La pagliuzza e la trave

Sul numero di luglio 2015 della rivista satirica livornese “Il vernacoliere”, a pag. 28 trovate questa “lapide”: Agli zingari/Quarantamila/Che vivono in Italia/Dediti al furto, al ladrocinio/Alle ruberie/GLI EVASORI FISCALI/DIECI MILIONI/SUL SUOLO PATRIO/INFEROCITI POSERO – Pilade Cantini, che apre la mente a una riflessione non facile e non scontata.

La questione che viene posta è il differente giudizio su cosa è giusto e su cosa non è giusto a seconda di chi è il soggetto giudicato. Tema antico, per gli umani, che ritroviamo anche nel detto evangelico della trave (nel proprio occhio) e della pagliuzza (che vediamo nell’occhio dell’altro). Quando giudichiamo l’altro – specie se dall’interno di un pregiudizio, come accade agli italiani più che a ogni altro popolo europeo – siamo severi e inflessibili, quando giudichiamo noi stessi siamo indulgenti e comprensivi sino alla cecità. Avete sentito tante volte le strazianti parole di Salvini sui soldi della comunità spesi per i profughi (che in realtà vanno al 90% agli italiani che si occupano di loro, per la verità), o le lamentele sulle ruberie dei politici e sugli sprechi della pubblica amministrazione. Certo esistono e vanno combattute con ogni mezzo, ma perché non assumersi anche la responsabilità di guardare i comportamenti diffusi, quelli che coinvolgono milioni di persone come gli evasori citati da Pilade? Perché non riflettiamo sul fatto che l’evasione fiscale nel nostro paese (91 miliardi annui nel periodo 2007-2012, dei quali 40 solo di IVA) è un danno immane per tutti?
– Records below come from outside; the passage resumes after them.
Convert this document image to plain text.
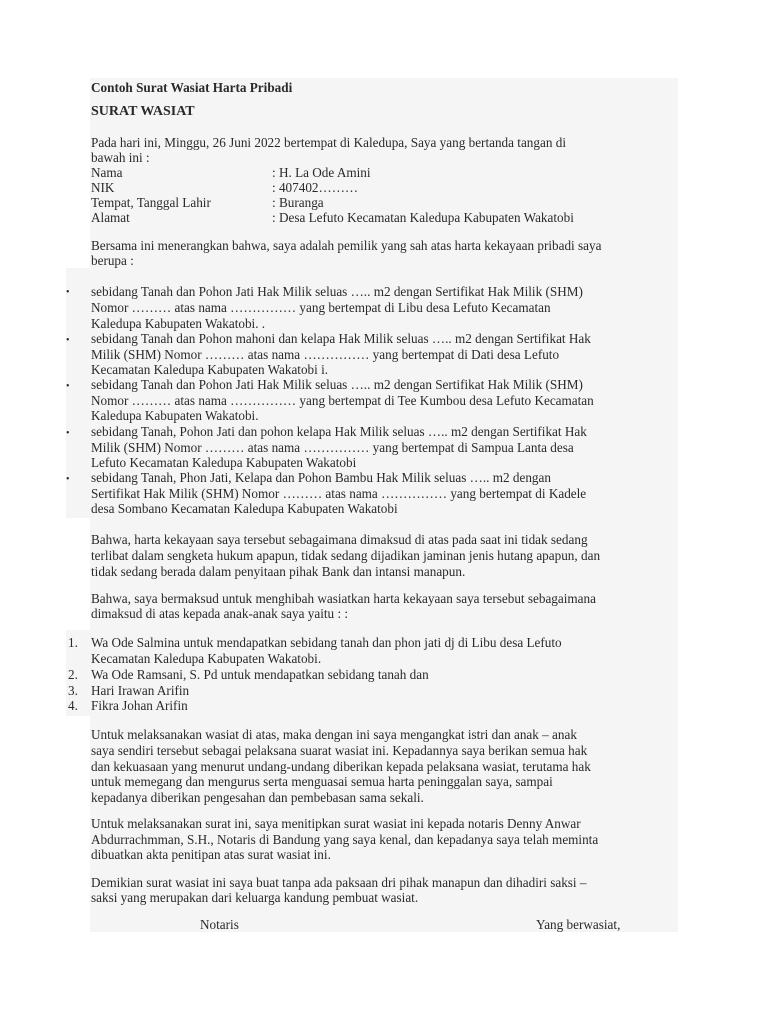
Contoh Surat Wasiat Harta Pribadi
SURAT WASIAT
Pada hari ini, Minggu, 26 Juni 2022 bertempat di Kaledupa, Saya yang bertanda tangan di
bawah ini :
Nama	: H. La Ode Amini
NIK	: 407402………
Tempat, Tanggal Lahir	: Buranga
Alamat	: Desa Lefuto Kecamatan Kaledupa Kabupaten Wakatobi
Bersama ini menerangkan bahwa, saya adalah pemilik yang sah atas harta kekayaan pribadi saya
berupa :
• sebidang Tanah dan Pohon Jati Hak Milik seluas ….. m2 dengan Sertifikat Hak Milik (SHM)
Nomor ……… atas nama …………… yang bertempat di Libu desa Lefuto Kecamatan
Kaledupa Kabupaten Wakatobi. .
• sebidang Tanah dan Pohon mahoni dan kelapa Hak Milik seluas ….. m2 dengan Sertifikat Hak
Milik (SHM) Nomor ……… atas nama …………… yang bertempat di Dati desa Lefuto
Kecamatan Kaledupa Kabupaten Wakatobi i.
• sebidang Tanah dan Pohon Jati Hak Milik seluas ….. m2 dengan Sertifikat Hak Milik (SHM)
Nomor ……… atas nama …………… yang bertempat di Tee Kumbou desa Lefuto Kecamatan
Kaledupa Kabupaten Wakatobi.
• sebidang Tanah, Pohon Jati dan pohon kelapa Hak Milik seluas ….. m2 dengan Sertifikat Hak
Milik (SHM) Nomor ……… atas nama …………… yang bertempat di Sampua Lanta desa
Lefuto Kecamatan Kaledupa Kabupaten Wakatobi
• sebidang Tanah, Phon Jati, Kelapa dan Pohon Bambu Hak Milik seluas ….. m2 dengan
Sertifikat Hak Milik (SHM) Nomor ……… atas nama …………… yang bertempat di Kadele
desa Sombano Kecamatan Kaledupa Kabupaten Wakatobi
Bahwa, harta kekayaan saya tersebut sebagaimana dimaksud di atas pada saat ini tidak sedang
terlibat dalam sengketa hukum apapun, tidak sedang dijadikan jaminan jenis hutang apapun, dan
tidak sedang berada dalam penyitaan pihak Bank dan intansi manapun.
Bahwa, saya bermaksud untuk menghibah wasiatkan harta kekayaan saya tersebut sebagaimana
dimaksud di atas kepada anak-anak saya yaitu : :
1. Wa Ode Salmina untuk mendapatkan sebidang tanah dan phon jati dj di Libu desa Lefuto
Kecamatan Kaledupa Kabupaten Wakatobi.
2. Wa Ode Ramsani, S. Pd untuk mendapatkan sebidang tanah dan
3. Hari Irawan Arifin
4. Fikra Johan Arifin
Untuk melaksanakan wasiat di atas, maka dengan ini saya mengangkat istri dan anak – anak
saya sendiri tersebut sebagai pelaksana suarat wasiat ini. Kepadannya saya berikan semua hak
dan kekuasaan yang menurut undang-undang diberikan kepada pelaksana wasiat, terutama hak
untuk memegang dan mengurus serta menguasai semua harta peninggalan saya, sampai
kepadanya diberikan pengesahan dan pembebasan sama sekali.
Untuk melaksanakan surat ini, saya menitipkan surat wasiat ini kepada notaris Denny Anwar
Abdurrachmman, S.H., Notaris di Bandung yang saya kenal, dan kepadanya saya telah meminta
dibuatkan akta penitipan atas surat wasiat ini.
Demikian surat wasiat ini saya buat tanpa ada paksaan dri pihak manapun dan dihadiri saksi –
saksi yang merupakan dari keluarga kandung pembuat wasiat.
Notaris	Yang berwasiat,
Con solo la metà di quei soldi si potrebbero creare occasioni di lavoro per i disoccupati, si potrebbe sostenere i più deboli socialmente, si potrebbe investire in ricerca e istruzione, e avanzerebbero ancora risorse da destinare alla solidarietà verso chi fugge dalla guerra e dalla fame e, infine, ne pagheremmo meno tutti, di tasse.

 

Nessuno deve rubare, indipendentemente dall’etnia e dal ceto sociale di appartenenza: né gli zingari, né chi amministra o gestisce la cosa pubblica, né quelli che non contribuiscono, nel modo che spetta loro, alla ricchezza della comunità in cui vivono. Tutti devono rispettare le regole pagando il dovuto, cercando attraverso la politica di cambiare le regole sulle tasse se, come nel caso dell’Italia, queste sono davvero troppo alte. Ma dopo aver pagato quelle che oggi spetta di pagare.

E qui andiamo ancor più lontano di quanto riportato nei Vangeli, sino al Mahabharata,un poema epico scritto circa duemila anni prima di Cristo. Lì troviamo due versi che ci indicano in modo certo e infallibile come distinguere la critica del giusto da quella dell’ingiusto: «L’uomo giusto si addolora nel biasimare gli errori altrui, il malvagio invece ne gode». Che spiega bene perché non bisogna star dietro a chi soffia sull’odio: è lui l’ingiusto, il vero avversario da fermare prima che faccia (altri) danni.